Digital Journeys
What does it mean to look at a place through a touristic lens - and what might it mean to subvert that gaze?
Digital Journeys brings together the outcomes of a semester - long seminar with media art students from the HfG Karlsruhe, who approached the city of Freiburg as both site and subject of research. Engaging with the themes of Biennale für Freiburg 3, the students navigated the city not just as observers, but as speculative worldbuilders, rethinking what tourism can reveal, obscure, or invent.
This online exhibition unfolds from a one-day field trip to Freiburg, where students explored the visual culture, urban rhythms, and historical textures that shape the city’s presence within the broader economy of wanderlust. Inspired by concepts such as touristification, leisure rituals, and fictional geographies, the resulting works investigate how narratives of place are crafted, consumed, and contested. Rather than reproducing the picturesque or the expected, they open up space for uncertainty, irony, and invention.
Set against the backdrop of HAPPY PLACE — an exhibition that questions the seductive surfaces and deeper consequences of tourism — Digital Journeys offers a parallel cartography of impressions and interventions.
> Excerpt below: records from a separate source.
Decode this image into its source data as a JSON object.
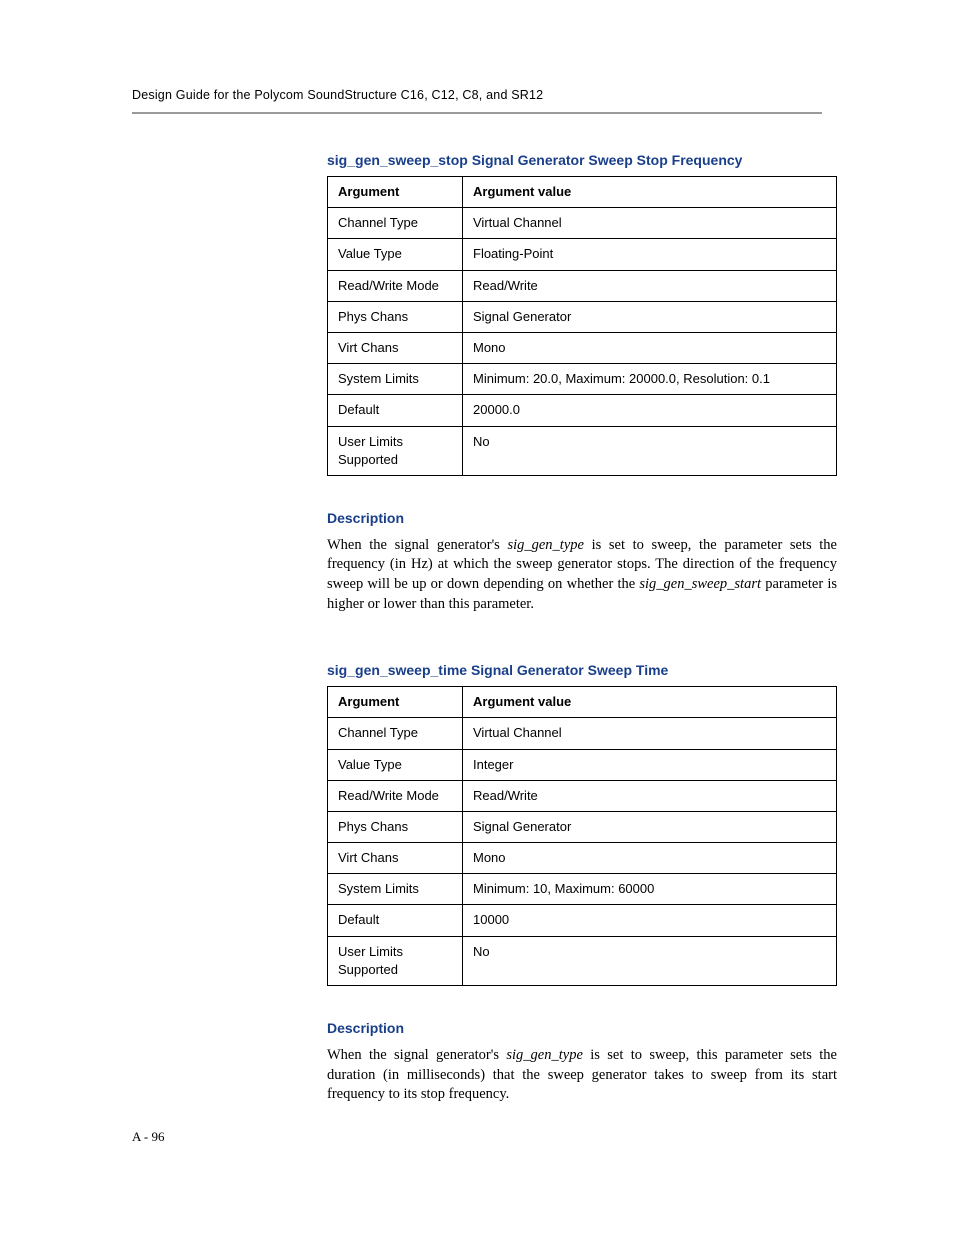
{
  "header": {
    "running": "Design Guide for the Polycom SoundStructure C16, C12, C8, and SR12"
  },
  "sections": [
    {
      "title": "sig_gen_sweep_stop Signal Generator Sweep Stop Frequency",
      "table": {
        "head": {
          "arg": "Argument",
          "val": "Argument value"
        },
        "rows": [
          {
            "arg": "Channel Type",
            "val": "Virtual Channel"
          },
          {
            "arg": "Value Type",
            "val": "Floating-Point"
          },
          {
            "arg": "Read/Write Mode",
            "val": "Read/Write"
          },
          {
            "arg": "Phys Chans",
            "val": "Signal Generator"
          },
          {
            "arg": "Virt Chans",
            "val": "Mono"
          },
          {
            "arg": "System Limits",
            "val": "Minimum: 20.0, Maximum: 20000.0, Resolution: 0.1"
          },
          {
            "arg": "Default",
            "val": "20000.0"
          },
          {
            "arg": "User Limits Supported",
            "val": "No"
          }
        ]
      },
      "desc_heading": "Description",
      "desc_parts": {
        "p1a": "When the signal generator's ",
        "p1b": "sig_gen_type",
        "p1c": " is set to sweep, the parameter sets the frequency (in Hz) at which the sweep generator stops. The direction of the frequency sweep will be up or down depending on whether the ",
        "p1d": "sig_gen_sweep_start",
        "p1e": " parameter is higher or lower than this parameter."
      }
    },
    {
      "title": "sig_gen_sweep_time Signal Generator Sweep Time",
      "table": {
        "head": {
          "arg": "Argument",
          "val": "Argument value"
        },
        "rows": [
          {
            "arg": "Channel Type",
            "val": "Virtual Channel"
          },
          {
            "arg": "Value Type",
            "val": "Integer"
          },
          {
            "arg": "Read/Write Mode",
            "val": "Read/Write"
          },
          {
            "arg": "Phys Chans",
            "val": "Signal Generator"
          },
          {
            "arg": "Virt Chans",
            "val": "Mono"
          },
          {
            "arg": "System Limits",
            "val": "Minimum: 10, Maximum: 60000"
          },
          {
            "arg": "Default",
            "val": "10000"
          },
          {
            "arg": "User Limits Supported",
            "val": "No"
          }
        ]
      },
      "desc_heading": "Description",
      "desc_parts": {
        "p1a": "When the signal generator's ",
        "p1b": "sig_gen_type",
        "p1c": " is set to sweep, this parameter sets the duration (in milliseconds) that the sweep generator takes to sweep from its start frequency to its stop frequency."
      }
    }
  ],
  "footer": {
    "page": "A - 96"
  }
}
Each work acts as a fragment within a larger narrative that resists the totalizing logic of travel brochures and Instagrammable landmarks. From speculative travel guides to digital rituals and fictional souvenirs, these projects reimagine the role of the tourist not as a consumer of place, but as an active participant in its ongoing transformation.
This exhibition is not a map of Freiburg, but a layered, unstable journey through its mediated traces — an invitation to see differently, to question what is shown, and to imagine what lies just outside the frame.